February is American Heart Month, so you should take this opportunity to better understand the symptoms and warning signs of a heart attack. A heart attack is the result of a blockage in the heart’s arteries, which can reduce or completely cut off blood supply to part of the heart. Irreversible injury to the heart muscle will occur if treatment is not received promptly, so remember these symptoms and call 911 immediately if you begin to experience one or more of them:
n Uncomfortable pressure, fullness or pain in the center of the chest that lasts more than a few minutes
n Mild to intense pain that spreads to the shoulders, neck or arms. This pain might feel like pressure, tightness or burning, and could be felt in the chest, upper abdomen, neck, jaw or inside the arms or shoulders
- Chest discomfort accompanied by fainting, sweating, nausea, shortness of breath or lightheadedness
- Anxiety, nervousness and cold, sweaty skin
- Increased or irregular heart rate
- A feeling of impending doom
The heart muscle pain called angina is often the first sign of blocked coronary arteries, which can lead to a heart attack. This discomfort tends to be noticed as a feeling of heaviness, pressure, tightness or aching in the chest, usually with a shortness of breath. Angina occurs most commonly during exercise, and the discomfort usually disappears after exertion. If you feel this sort of pain, consult a cardiologist immediately to avoid a future heart attack.
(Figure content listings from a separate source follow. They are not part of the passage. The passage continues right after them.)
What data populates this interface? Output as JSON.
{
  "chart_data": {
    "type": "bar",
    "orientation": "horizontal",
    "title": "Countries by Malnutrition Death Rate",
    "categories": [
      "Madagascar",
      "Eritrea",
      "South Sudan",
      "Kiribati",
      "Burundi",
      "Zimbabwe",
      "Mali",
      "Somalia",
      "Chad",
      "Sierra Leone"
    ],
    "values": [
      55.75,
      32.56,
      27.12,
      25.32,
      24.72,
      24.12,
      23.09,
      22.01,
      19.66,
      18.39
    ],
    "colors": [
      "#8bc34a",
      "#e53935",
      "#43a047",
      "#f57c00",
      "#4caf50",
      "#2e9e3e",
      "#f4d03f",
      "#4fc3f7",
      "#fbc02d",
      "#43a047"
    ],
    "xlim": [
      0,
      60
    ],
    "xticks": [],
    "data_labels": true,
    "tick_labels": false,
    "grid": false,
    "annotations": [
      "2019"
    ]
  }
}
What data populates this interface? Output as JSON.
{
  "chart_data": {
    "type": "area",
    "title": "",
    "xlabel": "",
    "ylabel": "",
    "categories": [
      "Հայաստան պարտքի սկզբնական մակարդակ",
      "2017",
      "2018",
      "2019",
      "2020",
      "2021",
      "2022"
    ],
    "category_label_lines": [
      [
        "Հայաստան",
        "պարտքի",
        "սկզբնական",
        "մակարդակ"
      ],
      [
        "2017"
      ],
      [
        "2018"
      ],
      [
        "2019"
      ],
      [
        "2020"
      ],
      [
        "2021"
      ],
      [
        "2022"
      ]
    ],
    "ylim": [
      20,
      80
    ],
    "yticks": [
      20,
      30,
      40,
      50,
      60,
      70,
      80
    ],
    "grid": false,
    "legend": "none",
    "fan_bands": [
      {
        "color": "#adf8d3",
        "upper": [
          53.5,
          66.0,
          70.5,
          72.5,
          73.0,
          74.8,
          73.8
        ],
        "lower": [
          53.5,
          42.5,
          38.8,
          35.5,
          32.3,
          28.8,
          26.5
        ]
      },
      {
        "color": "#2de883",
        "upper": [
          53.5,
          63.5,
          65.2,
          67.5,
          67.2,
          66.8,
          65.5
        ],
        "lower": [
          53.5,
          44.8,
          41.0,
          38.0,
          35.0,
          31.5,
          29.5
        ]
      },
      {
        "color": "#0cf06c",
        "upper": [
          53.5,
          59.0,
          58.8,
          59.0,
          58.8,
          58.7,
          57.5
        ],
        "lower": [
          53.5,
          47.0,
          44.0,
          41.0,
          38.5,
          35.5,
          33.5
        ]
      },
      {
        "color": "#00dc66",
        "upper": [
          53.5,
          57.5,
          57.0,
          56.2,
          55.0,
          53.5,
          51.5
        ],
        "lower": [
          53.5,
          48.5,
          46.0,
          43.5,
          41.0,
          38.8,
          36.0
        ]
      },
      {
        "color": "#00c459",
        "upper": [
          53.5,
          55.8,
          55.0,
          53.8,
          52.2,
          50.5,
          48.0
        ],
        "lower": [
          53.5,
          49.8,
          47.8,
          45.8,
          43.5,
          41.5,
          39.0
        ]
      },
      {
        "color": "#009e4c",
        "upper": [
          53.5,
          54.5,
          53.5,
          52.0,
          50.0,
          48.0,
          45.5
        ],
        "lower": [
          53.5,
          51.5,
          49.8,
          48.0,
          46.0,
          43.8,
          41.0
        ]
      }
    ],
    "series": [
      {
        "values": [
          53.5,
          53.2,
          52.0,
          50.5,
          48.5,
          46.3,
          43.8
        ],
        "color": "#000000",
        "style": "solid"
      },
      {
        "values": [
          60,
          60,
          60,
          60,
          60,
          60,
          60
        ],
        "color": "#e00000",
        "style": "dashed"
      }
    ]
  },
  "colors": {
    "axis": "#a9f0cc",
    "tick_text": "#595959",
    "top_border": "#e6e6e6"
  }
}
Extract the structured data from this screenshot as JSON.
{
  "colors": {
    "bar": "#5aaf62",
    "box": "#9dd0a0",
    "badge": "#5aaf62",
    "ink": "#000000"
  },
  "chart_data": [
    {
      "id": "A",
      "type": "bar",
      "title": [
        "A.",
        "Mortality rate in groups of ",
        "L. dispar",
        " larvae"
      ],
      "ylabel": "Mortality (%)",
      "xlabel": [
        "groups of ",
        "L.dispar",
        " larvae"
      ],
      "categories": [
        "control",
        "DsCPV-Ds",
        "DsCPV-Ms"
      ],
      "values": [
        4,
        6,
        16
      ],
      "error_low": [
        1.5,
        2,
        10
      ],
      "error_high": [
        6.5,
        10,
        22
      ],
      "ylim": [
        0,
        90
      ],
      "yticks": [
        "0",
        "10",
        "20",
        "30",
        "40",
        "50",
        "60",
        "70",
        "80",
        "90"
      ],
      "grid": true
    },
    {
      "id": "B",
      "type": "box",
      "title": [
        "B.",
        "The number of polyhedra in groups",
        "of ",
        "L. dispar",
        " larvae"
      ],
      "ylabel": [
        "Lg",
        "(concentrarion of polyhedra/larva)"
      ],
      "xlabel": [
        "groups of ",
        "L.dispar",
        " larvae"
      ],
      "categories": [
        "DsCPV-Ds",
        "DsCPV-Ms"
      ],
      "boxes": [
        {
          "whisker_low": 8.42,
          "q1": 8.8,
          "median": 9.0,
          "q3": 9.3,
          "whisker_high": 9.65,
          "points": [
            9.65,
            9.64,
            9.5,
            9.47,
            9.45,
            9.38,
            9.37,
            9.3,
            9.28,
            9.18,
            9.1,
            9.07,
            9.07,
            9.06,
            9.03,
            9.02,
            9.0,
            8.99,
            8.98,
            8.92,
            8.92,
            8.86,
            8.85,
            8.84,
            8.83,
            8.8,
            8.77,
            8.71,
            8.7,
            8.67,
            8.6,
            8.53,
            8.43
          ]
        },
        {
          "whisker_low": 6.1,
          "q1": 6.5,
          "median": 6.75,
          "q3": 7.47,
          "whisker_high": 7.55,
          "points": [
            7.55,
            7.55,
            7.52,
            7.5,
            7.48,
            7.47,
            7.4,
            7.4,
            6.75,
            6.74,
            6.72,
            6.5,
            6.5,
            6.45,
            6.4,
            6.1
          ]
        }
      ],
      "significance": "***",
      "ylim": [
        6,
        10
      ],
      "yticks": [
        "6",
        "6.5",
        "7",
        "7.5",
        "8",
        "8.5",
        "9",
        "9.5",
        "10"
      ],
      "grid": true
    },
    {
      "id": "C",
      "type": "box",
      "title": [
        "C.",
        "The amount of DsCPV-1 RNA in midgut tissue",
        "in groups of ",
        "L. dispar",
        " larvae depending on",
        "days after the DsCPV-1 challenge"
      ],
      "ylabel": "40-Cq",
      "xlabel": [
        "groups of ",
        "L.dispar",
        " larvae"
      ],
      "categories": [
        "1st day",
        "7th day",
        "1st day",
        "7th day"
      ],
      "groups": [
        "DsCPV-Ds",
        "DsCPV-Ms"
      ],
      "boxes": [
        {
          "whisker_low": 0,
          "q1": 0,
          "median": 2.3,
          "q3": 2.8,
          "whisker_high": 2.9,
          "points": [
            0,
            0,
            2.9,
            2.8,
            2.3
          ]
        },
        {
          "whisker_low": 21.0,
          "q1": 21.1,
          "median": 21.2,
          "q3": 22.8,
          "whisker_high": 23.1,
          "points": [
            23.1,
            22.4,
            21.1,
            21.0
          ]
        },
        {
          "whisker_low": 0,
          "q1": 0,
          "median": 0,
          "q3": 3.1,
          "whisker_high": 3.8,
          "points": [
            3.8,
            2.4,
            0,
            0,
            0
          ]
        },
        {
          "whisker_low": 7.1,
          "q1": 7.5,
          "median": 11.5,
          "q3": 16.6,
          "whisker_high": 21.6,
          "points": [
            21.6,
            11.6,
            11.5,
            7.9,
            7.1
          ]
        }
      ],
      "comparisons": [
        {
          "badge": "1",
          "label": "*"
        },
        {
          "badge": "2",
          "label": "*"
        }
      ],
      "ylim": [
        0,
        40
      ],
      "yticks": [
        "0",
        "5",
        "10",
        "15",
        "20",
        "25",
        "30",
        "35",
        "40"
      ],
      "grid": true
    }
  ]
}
Silent heart attacks are the most extreme case of silent ischemia, a chronic shortage of oxygen. Approximately 25-30 percent of heart attack victims had no previous symptoms of the blockages that had been gradually developing in their arteries. The absence of pain, however, does not mean there is an absence of damage during a silent heart attack. The predominant risk factors of coronary artery disease include age, sex, genetic predisposition, diabetes, high blood pressure, high blood cholesterol, smoking, lack of exercise and obesity. If you have more than one of these factors going against you, you should undergo a screening for silent ischemia.
Dr. Eric Guerrant is medical director of Ephraim McDowell Regional Medical Center’s Emergency Department.